La nouvelle a fait grand bruit dans le monde de l’interprétation : l’entreprise chinoise leader du marché de la traduction automatique, qui prétendait utiliser l’Intelligence Artificielle pour traduire les orateurs, utilisait en fait des interprètes tout ce qu’il a de plus humains… Avant d’afficher les informations traduites comme si elles l’avaient été par une machine.
Au cours du Forum International sur l’innovation et le développement des industries émergentes 2018, organisé du 19 au 21 septembre à Shanghai, une conférence en Anglais tenue par un professeur Japonais a été le point de départ d’une controverse.
Une technique de maquillage élaborée
L’affaire a été rendue publique par l’un des interprètes employés par l’entreprise chinoise, écœuré de voir son travail ainsi dévalorisé. Voici l’ingénieux système que ce lanceur d’alerte a dénoncé :
- L’outil affichait au public une première transcription en anglais du discours. Cette version textuelle générée automatiquement comprenait un grand nombre d’erreurs, due en partie à l’accent Japonais du professeur.
- L’IA était sensée traduire cette transcription Anglaise en Chinois et l’afficher à son tour… Or cette interprétation finale en Chinois était de bien meilleure qualité que la transcription anglaise originale, et pour cause : elle était en fait réalisée par de vrais interprètes humains à partir du discours original du professeur.

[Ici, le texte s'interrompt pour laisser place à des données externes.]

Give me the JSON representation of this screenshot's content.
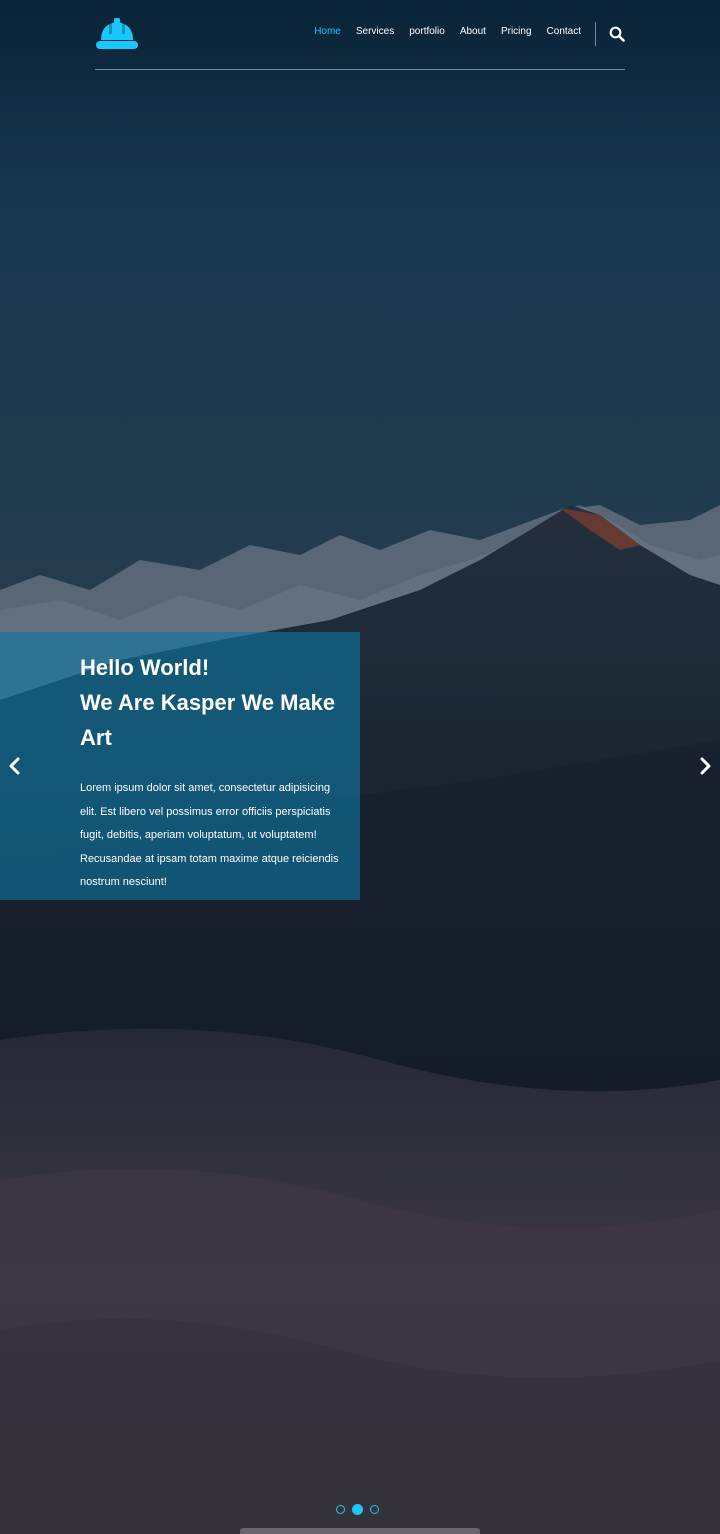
{
  "brand": {
    "logo_icon": "hard-hat-icon",
    "color": "#19c8fa"
  },
  "nav": {
    "items": [
      {
        "label": "Home",
        "active": true
      },
      {
        "label": "Services",
        "active": false
      },
      {
        "label": "portfolio",
        "active": false
      },
      {
        "label": "About",
        "active": false
      },
      {
        "label": "Pricing",
        "active": false
      },
      {
        "label": "Contact",
        "active": false
      }
    ],
    "search_icon": "search-icon",
    "active_color": "#19c8fa"
  },
  "slider": {
    "heading_line1": "Hello World!",
    "heading_line2": "We Are Kasper We Make Art",
    "body": "Lorem ipsum dolor sit amet, consectetur adipisicing elit. Est libero vel possimus error officiis perspiciatis fugit, debitis, aperiam voluptatum, ut voluptatem! Recusandae at ipsam totam maxime atque reiciendis nostrum nesciunt!",
    "prev_icon": "chevron-left-icon",
    "next_icon": "chevron-right-icon",
    "slide_count": 3,
    "active_slide": 2
  }
}
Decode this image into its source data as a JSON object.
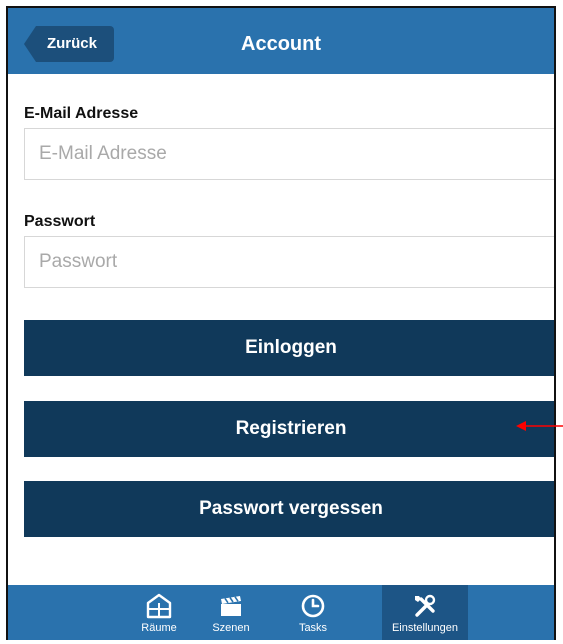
{
  "header": {
    "back_label": "Zurück",
    "title": "Account"
  },
  "form": {
    "email_label": "E-Mail Adresse",
    "email_placeholder": "E-Mail Adresse",
    "email_value": "",
    "password_label": "Passwort",
    "password_placeholder": "Passwort",
    "password_value": ""
  },
  "buttons": {
    "login": "Einloggen",
    "register": "Registrieren",
    "forgot": "Passwort vergessen"
  },
  "tabs": [
    {
      "label": "Räume",
      "icon": "rooms-icon"
    },
    {
      "label": "Szenen",
      "icon": "clapperboard-icon"
    },
    {
      "label": "Tasks",
      "icon": "clock-icon"
    },
    {
      "label": "Einstellungen",
      "icon": "tools-icon",
      "active": true
    }
  ],
  "colors": {
    "header": "#2a72ad",
    "button": "#10395a",
    "annotation_arrow": "#ff0000"
  }
}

Et le lanceur d’alerte de mettre en avant des preuves indiscutables qui montrent le caractère grossier de la supercherie : le professeur faisant référence au Forum de Davos (Davos Forum), l’outil de transcription l’aurait travesti en “Devil’s Forum” en anglais, le Forum du Diable… Et la traduction finale en Chinois aurait été rectifiée puisque c’est bien Davos qui apparaît dans la traduction Chinoise ! Preuve que cette traduction ne venait pas de la transcription anglaise mais d’un interprète humain.
L’outil mis en avant par l’entreprise de traduction automatique n’a donc au final généré aucune traduction : sa seule contribution a été la transcription Anglaise pour le moins douteuse.
L’efficacité de l’IA en question
Nuances, émotions, accents, choix de niveaux de langage : autant de blocages pour l’instant infranchissables par les outils de traduction automatique, sans parler des tournures de déférence propres aux langues orientales. Nous l’avions déjà évoqué dans notre billet Homme vs Intelligence Artificielle, la différence entre l’intelligence artificielle à la réflexion froide et carrée et l’intelligence humaine foisonnante et indisciplinée font de la traduction un domaine dans lequel l’IA est loin d’exceller…
C’est encore plus vrai en Interprétation, dans laquelle le ton, l’humeur et le “non-verbal” font partie du message à convier. Mais au-delà de la qualité de la traduction, d’autres aspects font une différence fondamentale entre une approche technologique et une approche humaine de l’interprétation.
Fascination technologique contre éthique professionnelle
Au fond, qu’est-ce qui a permis à cette entreprise de perpétuer son subterfuge ? La fascination qu’on éprouve pour la technologie, qui nous fait préférer un résultat imparfait venu d’une machine plutôt qu’un résultat bien plus abouti et fidèle traduit par un interprète. L’auditoire a envie de croire qu’une IA est à l’œuvre. La question à se poser est simple : pourquoi est-ce “plus vendeur” qu’un interprète humain ?
Le cas d’école de cette question de la fascination pour la technologie est sans aucun doute la VR (Virtual Reality ou Réalité Virtuelle) : beaucoup d’annonces spectaculaires, de financements et de buzz, et pour l’instant peu de fond et d’applications pratiques…
La conférence du professeur Japonais a en définitive servi de vitrine technologique pour l’entreprise de traduction, au détriment du fond de son message. C’est là un non-sens complet pour nous en tant qu’interprète : nous pensons qu’au contraire, l’interprète doit s’efforcer de transmettre le message le plus fidèlement possible, quitte à s’effacer, et doit favoriser le dialogue entre le public et l’intervenant et non devenir le sujet principal et distraire l’auditoire.
Ces point éthiques font toute la différence entre une IA et un interprète membre de l’AIIC.